Natraj Studios (P) Ltd. & Booze Allen & Hamilton (supra) set out the position of law that has been subsequently adopted in Vidya Drolia (supra). Whereas in Natraj Studios (P) Ltd. it was held that wherein tenancy is protected under Rent control act designating a specific Court alone to adjudicate disputes the remedy of Arbitration would not lie. In addition to the said principle in Booze Allen & Hamilton it was held that a right in rem is a right exercisable against the world at large whereas a right in personam protects solely against specific individuals. Therefore, all disputes relating to rights in personam are considered to be amenable to arbitration; and all disputes relating to rights in rem are required to be adjudicated by courts and public tribunals, being unsuited for private arbitration.

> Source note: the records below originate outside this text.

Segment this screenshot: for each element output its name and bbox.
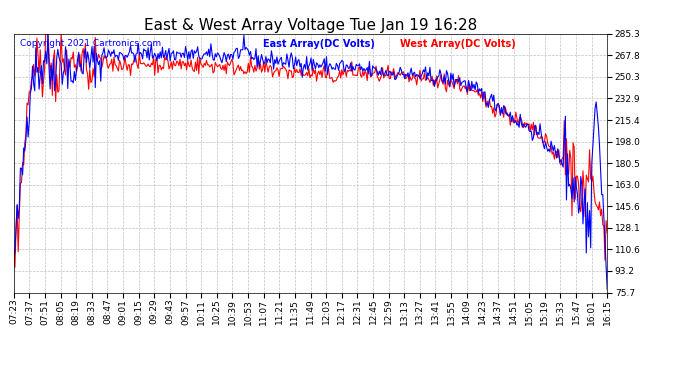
Text: East Array(DC Volts): East Array(DC Volts) — [263, 39, 375, 49]
Text: West Array(DC Volts): West Array(DC Volts) — [400, 39, 515, 49]
Title: East & West Array Voltage Tue Jan 19 16:28: East & West Array Voltage Tue Jan 19 16:… — [144, 18, 477, 33]
Text: Copyright 2021 Cartronics.com: Copyright 2021 Cartronics.com — [20, 39, 161, 48]
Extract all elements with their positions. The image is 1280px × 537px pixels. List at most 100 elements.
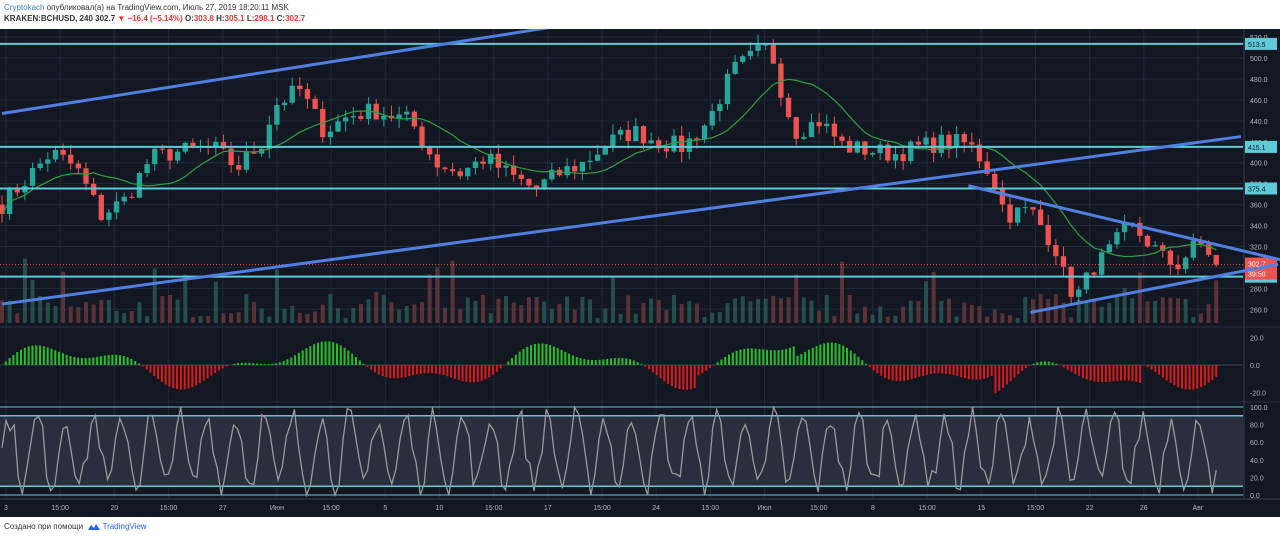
volume-bar	[916, 301, 921, 323]
x-tick-label: 15:00	[810, 505, 828, 512]
macd-histogram-bar	[1104, 365, 1107, 382]
macd-histogram-bar	[423, 365, 426, 374]
candle	[480, 161, 486, 164]
macd-histogram-bar	[979, 365, 982, 380]
candle	[992, 173, 998, 189]
macd-histogram-bar	[4, 361, 7, 365]
candle	[1137, 222, 1143, 236]
macd-histogram-bar	[568, 353, 571, 365]
macd-histogram-bar	[198, 365, 201, 384]
candle	[335, 121, 341, 132]
candle	[358, 116, 364, 119]
macd-histogram-bar	[511, 358, 514, 365]
macd-histogram-bar	[438, 365, 441, 375]
macd-histogram-bar	[434, 365, 437, 374]
macd-histogram-bar	[8, 358, 11, 365]
x-tick-label: Июл	[757, 505, 771, 512]
macd-histogram-bar	[134, 361, 137, 365]
macd-histogram-bar	[849, 350, 852, 365]
volume-bar	[0, 300, 4, 323]
candle	[381, 115, 387, 120]
macd-histogram-bar	[328, 341, 331, 365]
macd-histogram-bar	[792, 346, 795, 365]
macd-histogram-bar	[1089, 365, 1092, 381]
trend-line	[968, 184, 1280, 262]
volume-bar	[374, 291, 379, 323]
macd-histogram-bar	[453, 365, 456, 379]
candle	[29, 168, 36, 186]
volume-bar	[152, 268, 157, 323]
macd-histogram-bar	[804, 351, 807, 365]
price-change: −16.4 (−5.14%)	[127, 14, 183, 23]
macd-histogram-bar	[195, 365, 198, 386]
macd-histogram-bar	[12, 354, 15, 365]
volume-bar	[1023, 297, 1028, 323]
candle	[121, 196, 127, 202]
candle	[694, 138, 700, 140]
macd-histogram-bar	[868, 365, 871, 368]
candle	[1037, 209, 1044, 225]
volume-bar	[954, 316, 959, 323]
volume-bar	[213, 281, 218, 323]
macd-histogram-bar	[1078, 365, 1081, 377]
candle	[824, 123, 830, 127]
macd-histogram-bar	[887, 365, 890, 380]
volume-bar	[343, 317, 348, 323]
volume-bar	[1206, 304, 1211, 323]
tradingview-brand[interactable]: TradingView	[102, 522, 147, 531]
volume-bar	[1084, 303, 1089, 323]
candle	[327, 131, 334, 138]
macd-histogram-bar	[971, 365, 974, 380]
macd-histogram-bar	[427, 365, 430, 374]
volume-bar	[1214, 280, 1219, 323]
candle	[709, 111, 715, 126]
macd-histogram-bar	[39, 345, 42, 365]
macd-histogram-bar	[716, 362, 719, 365]
price-chart[interactable]: 520.0500.0480.0460.0440.0420.0400.0380.0…	[0, 29, 1280, 517]
macd-histogram-bar	[853, 353, 856, 365]
candle	[113, 201, 120, 213]
volume-bar	[992, 309, 997, 323]
macd-histogram-bar	[488, 365, 491, 378]
macd-histogram-bar	[522, 349, 525, 365]
volume-bar	[84, 302, 89, 323]
volume-bar	[794, 274, 799, 323]
candle	[785, 97, 792, 118]
macd-histogram-bar	[263, 364, 266, 365]
volume-bar	[183, 274, 188, 323]
candle	[297, 85, 303, 90]
macd-histogram-bar	[217, 365, 220, 371]
candle	[144, 164, 150, 173]
author-name[interactable]: Cryptokach	[4, 3, 45, 12]
volume-bar	[946, 298, 951, 323]
candle	[449, 169, 456, 172]
volume-bar	[664, 310, 669, 323]
candle	[908, 141, 914, 162]
candle	[274, 105, 280, 125]
macd-histogram-bar	[484, 365, 487, 380]
candle	[1144, 235, 1151, 247]
stochastic-tick-label: 100.0	[1250, 405, 1268, 412]
macd-histogram-bar	[111, 354, 114, 365]
macd-histogram-bar	[297, 352, 300, 365]
stochastic-line	[1, 405, 1217, 498]
macd-histogram-bar	[88, 357, 91, 365]
macd-histogram-bar	[61, 353, 64, 365]
candle	[0, 204, 5, 215]
volume-bar	[38, 295, 43, 323]
candle	[1167, 250, 1174, 265]
volume-bar	[175, 299, 180, 323]
x-tick-label: 15:00	[160, 505, 178, 512]
candle	[220, 141, 227, 149]
volume-bar	[740, 296, 745, 323]
volume-bar	[908, 300, 913, 323]
volume-bar	[168, 294, 173, 323]
symbol-line: KRAKEN:BCHUSD, 240 302.7 ▼ −16.4 (−5.14%…	[4, 14, 305, 23]
volume-bar	[22, 258, 27, 323]
macd-histogram-bar	[335, 343, 338, 365]
high-label: H:	[216, 14, 225, 23]
macd-histogram-bar	[73, 357, 76, 365]
macd-histogram-bar	[918, 365, 921, 377]
macd-histogram-bar	[1093, 365, 1096, 382]
volume-bar	[465, 297, 470, 323]
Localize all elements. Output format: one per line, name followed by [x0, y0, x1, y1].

However, the caveat being that the exclusion of certain matters from Arbitration by the Legislature must be based on public policy and as such when public policy mandates that a case is not arbitrable in nature then thereafter the Courts would not be allowed to entertain either a Section 8 or even a Section 11 application under the Arbitration Act irrespective of the fact that the parties have chosen arbitration as the dispute resolution mechanism. The whole legislative intent of specifically designating Courts to adjudicate matters under the various Rent Control Legislations is the harassment caused to the tenants by the landlords and as such the parties cannot go against the social and legislative mandate of such protective legislation which is a matter of public policy. However, Himangni Enterprises (supra) deviated from the above-mentioned settled law barring the remedy of Arbitration in cases of tenancies governed under the Transfer of Property Act, therefore the said ratio was overruled by the Court by a reference to a Three-Judge Bench in Vidya Drolia (supra).
Dictum
The Hon’ble Supreme Court post the analysis of the above-mentioned cases with regards to the Arbitrability of disputes governed under the Transfer of Property Act held that
“48. Landlord-tenant disputes governed by the Transfer of Property Act are arbitrable as they are not actions in rem but pertain to subordinate rights in personam that arise from rights in rem. Such actions normally would not affect third-party rights or have erga omnes affect or require centralized adjudication.” … “49. However, landlord-tenant disputes covered and governed by rent control legislation would not be arbitrable when specific court or forum has been given exclusive jurisdiction to apply and decide special rights and obligations. Such rights and obligations can only be adjudicated and enforced by the specified court/forum, and not through arbitration.”
Conclusion
The decision of the Hon’ble Supreme Court in Vidya Drolia (supra) has adopted a pro-arbitration stance has put a rest to the debate of how and when are landlord-tenancy disputes arbitrable by clearly setting out the principles of arbitrability. The decision of Court will go a long way in helping the burden of pending litigation, especially with rise of landlord-tenant disputes on account of the onset of Covid-19 and the subsequent rise in tenancy disputes.